Well before contemporary researchers such as Charles Murray and Richard Lynn entered this field, psychologists like Henry Garrett and Audrey Shuey had already studied the issue in great detail. Shuey’s comprehensive 1966 book, The Testing of Negro Intelligence, analyzed more than 400 studies and consistently found that African Americans scored approximately 15 IQ points lower than white Americans on average. These results were remarkably consistent across different regions, time periods, and types of intelligence tests. Importantly, the research showed that these disparities could not be fully explained by socioeconomic status. Middle-class black children tended to score lower than working-class white children, even when factors such as education and parental occupation were held constant.
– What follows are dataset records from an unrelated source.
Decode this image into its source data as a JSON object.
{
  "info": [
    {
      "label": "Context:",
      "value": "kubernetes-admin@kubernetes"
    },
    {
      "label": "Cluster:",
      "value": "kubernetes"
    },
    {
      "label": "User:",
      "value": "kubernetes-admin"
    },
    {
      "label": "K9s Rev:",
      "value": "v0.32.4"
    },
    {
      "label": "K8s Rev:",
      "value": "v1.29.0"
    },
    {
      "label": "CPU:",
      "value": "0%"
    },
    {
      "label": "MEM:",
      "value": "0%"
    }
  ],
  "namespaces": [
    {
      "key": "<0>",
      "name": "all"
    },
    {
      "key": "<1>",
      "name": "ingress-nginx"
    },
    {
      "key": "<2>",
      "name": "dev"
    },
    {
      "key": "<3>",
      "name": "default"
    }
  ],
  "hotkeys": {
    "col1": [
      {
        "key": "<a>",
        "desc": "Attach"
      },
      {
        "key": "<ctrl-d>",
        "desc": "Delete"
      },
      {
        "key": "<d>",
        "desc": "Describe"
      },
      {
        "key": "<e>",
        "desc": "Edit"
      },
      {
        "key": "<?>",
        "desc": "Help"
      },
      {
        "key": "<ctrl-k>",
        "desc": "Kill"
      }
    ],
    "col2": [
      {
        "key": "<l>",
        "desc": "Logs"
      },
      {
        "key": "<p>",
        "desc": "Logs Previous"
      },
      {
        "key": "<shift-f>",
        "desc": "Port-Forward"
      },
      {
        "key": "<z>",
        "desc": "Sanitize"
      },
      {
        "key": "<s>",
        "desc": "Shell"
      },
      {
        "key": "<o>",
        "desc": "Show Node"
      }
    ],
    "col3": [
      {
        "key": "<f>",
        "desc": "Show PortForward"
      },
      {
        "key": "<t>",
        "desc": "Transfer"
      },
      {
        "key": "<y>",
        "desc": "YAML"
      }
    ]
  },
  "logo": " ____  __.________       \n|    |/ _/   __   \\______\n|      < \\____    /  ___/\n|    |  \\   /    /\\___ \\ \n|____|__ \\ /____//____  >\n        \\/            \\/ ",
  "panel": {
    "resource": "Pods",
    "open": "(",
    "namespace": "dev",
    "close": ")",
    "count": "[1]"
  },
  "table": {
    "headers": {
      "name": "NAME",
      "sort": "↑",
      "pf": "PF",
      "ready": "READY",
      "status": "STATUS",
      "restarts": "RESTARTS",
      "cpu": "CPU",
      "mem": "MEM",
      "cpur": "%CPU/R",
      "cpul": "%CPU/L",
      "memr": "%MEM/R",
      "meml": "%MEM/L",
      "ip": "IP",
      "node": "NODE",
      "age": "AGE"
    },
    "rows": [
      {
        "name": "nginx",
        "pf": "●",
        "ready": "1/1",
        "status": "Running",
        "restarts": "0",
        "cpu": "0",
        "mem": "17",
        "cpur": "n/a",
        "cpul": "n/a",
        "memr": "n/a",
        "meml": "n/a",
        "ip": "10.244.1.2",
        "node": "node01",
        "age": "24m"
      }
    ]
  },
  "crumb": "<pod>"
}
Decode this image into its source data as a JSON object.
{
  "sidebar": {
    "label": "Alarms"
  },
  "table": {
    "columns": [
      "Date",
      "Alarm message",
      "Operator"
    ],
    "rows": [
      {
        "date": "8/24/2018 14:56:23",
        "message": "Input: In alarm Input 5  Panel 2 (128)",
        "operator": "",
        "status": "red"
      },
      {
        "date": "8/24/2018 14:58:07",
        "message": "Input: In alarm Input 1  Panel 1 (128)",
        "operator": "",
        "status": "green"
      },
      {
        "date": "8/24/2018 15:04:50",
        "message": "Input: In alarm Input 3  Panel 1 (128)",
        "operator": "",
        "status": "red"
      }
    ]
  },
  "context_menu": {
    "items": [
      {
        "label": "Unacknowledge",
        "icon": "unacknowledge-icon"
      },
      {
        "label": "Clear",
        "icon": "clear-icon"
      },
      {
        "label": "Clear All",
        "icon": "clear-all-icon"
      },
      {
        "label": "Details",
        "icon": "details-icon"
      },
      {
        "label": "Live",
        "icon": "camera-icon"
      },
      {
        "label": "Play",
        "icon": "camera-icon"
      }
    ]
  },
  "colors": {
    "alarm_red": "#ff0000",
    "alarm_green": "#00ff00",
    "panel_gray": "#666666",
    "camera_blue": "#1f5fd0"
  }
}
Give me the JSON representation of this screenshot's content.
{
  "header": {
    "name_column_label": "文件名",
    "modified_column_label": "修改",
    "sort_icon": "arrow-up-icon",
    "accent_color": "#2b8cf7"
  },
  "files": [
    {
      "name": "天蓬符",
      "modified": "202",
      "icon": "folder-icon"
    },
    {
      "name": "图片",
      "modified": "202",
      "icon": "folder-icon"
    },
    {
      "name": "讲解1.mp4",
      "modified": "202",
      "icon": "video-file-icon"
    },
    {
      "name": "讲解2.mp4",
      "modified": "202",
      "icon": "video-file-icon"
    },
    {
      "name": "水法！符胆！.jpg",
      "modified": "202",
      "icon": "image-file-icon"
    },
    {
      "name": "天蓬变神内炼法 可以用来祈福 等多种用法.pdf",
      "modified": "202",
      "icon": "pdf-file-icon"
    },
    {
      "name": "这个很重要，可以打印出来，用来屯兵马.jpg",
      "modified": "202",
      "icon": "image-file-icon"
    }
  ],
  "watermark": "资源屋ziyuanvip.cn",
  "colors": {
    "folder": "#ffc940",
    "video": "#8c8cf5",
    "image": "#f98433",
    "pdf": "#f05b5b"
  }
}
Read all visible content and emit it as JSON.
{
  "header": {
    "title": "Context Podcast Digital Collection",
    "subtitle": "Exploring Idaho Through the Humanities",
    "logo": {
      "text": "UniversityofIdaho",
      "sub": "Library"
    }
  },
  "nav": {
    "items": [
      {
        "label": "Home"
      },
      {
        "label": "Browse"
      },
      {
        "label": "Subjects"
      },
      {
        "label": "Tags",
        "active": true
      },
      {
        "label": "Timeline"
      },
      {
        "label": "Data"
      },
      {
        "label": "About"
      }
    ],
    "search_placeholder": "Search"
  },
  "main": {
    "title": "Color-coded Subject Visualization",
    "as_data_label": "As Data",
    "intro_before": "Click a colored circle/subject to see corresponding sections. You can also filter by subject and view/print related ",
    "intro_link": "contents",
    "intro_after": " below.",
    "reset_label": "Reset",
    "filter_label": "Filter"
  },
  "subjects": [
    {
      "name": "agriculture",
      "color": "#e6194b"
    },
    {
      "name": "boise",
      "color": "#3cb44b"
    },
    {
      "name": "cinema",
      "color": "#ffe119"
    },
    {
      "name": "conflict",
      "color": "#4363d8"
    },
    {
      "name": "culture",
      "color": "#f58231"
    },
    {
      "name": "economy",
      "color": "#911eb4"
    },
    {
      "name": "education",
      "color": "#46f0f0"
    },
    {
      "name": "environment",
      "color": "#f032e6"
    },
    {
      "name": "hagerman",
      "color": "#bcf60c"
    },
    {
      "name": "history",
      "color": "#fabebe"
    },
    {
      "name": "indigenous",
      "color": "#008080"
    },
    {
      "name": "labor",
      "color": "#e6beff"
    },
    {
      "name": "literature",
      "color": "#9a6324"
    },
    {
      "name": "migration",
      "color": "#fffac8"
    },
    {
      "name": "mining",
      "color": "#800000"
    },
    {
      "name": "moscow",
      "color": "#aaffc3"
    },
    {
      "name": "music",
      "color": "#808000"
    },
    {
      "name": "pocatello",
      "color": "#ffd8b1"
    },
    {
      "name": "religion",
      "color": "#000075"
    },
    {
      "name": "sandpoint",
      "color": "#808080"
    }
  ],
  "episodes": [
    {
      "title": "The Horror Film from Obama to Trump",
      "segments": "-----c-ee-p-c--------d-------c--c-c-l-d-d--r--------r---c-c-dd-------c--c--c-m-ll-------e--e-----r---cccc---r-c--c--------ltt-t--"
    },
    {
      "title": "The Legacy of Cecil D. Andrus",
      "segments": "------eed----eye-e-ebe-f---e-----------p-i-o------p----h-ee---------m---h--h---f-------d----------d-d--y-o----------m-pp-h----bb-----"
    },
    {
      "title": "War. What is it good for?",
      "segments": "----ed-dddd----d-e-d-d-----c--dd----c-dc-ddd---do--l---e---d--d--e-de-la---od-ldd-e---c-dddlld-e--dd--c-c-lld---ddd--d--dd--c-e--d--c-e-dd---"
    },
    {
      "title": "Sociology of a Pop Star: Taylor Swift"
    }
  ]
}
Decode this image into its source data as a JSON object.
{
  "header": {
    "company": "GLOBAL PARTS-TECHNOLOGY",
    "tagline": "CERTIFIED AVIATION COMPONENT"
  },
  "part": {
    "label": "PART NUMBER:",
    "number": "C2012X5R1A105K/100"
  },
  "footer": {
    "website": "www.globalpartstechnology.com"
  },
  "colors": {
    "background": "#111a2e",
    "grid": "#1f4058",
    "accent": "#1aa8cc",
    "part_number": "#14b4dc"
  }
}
This is not merely an academic point. Intelligence, particularly general intelligence—often referred to as “g”—is a major predictor of success in cognitively demanding professions. When professions such as medicine, law, engineering, and academic research are described as “highly selective,” they are effectively filtering for individuals with high levels of cognitive ability. These fields are “g-loaded,” meaning that success within them depends heavily on general intelligence rather than on specific learned skills alone.
Because the average black IQ in the United States is around 85, compared to an average of about 100 for whites and even higher for some Asian groups, it follows mathematically that there will be fewer African Americans in the top percentiles of the intelligence distribution. This has significant implications. For example, only a very small proportion of the population has an IQ over 140, a level often seen in individuals who become top researchers, surgeons, or inventors. Given the average differences in group IQ, the proportion of African Americans at this level is much lower than that of whites or Asians.
This reality helps to explain the disparities that DEI initiatives aim to address. These programs are not random or irrational; they are responses to a stubborn pattern of unequal group outcomes. By focusing only on the symptoms—racial preferences and lowered standards—conservative critics fail to explain why these measures were implemented in the first place.
Moreover, this oversight weakens the moral force of conservative arguments. Progressives claim that all groups are equally capable and that disparities in outcome must therefore be due to discrimination. When conservatives accept this premise but oppose the remedies, they leave themselves without a consistent or credible foundation. If outcomes are unequal and ability is presumed equal, then policy must step in. If, however, differences in ability exist, then we must confront the implications directly.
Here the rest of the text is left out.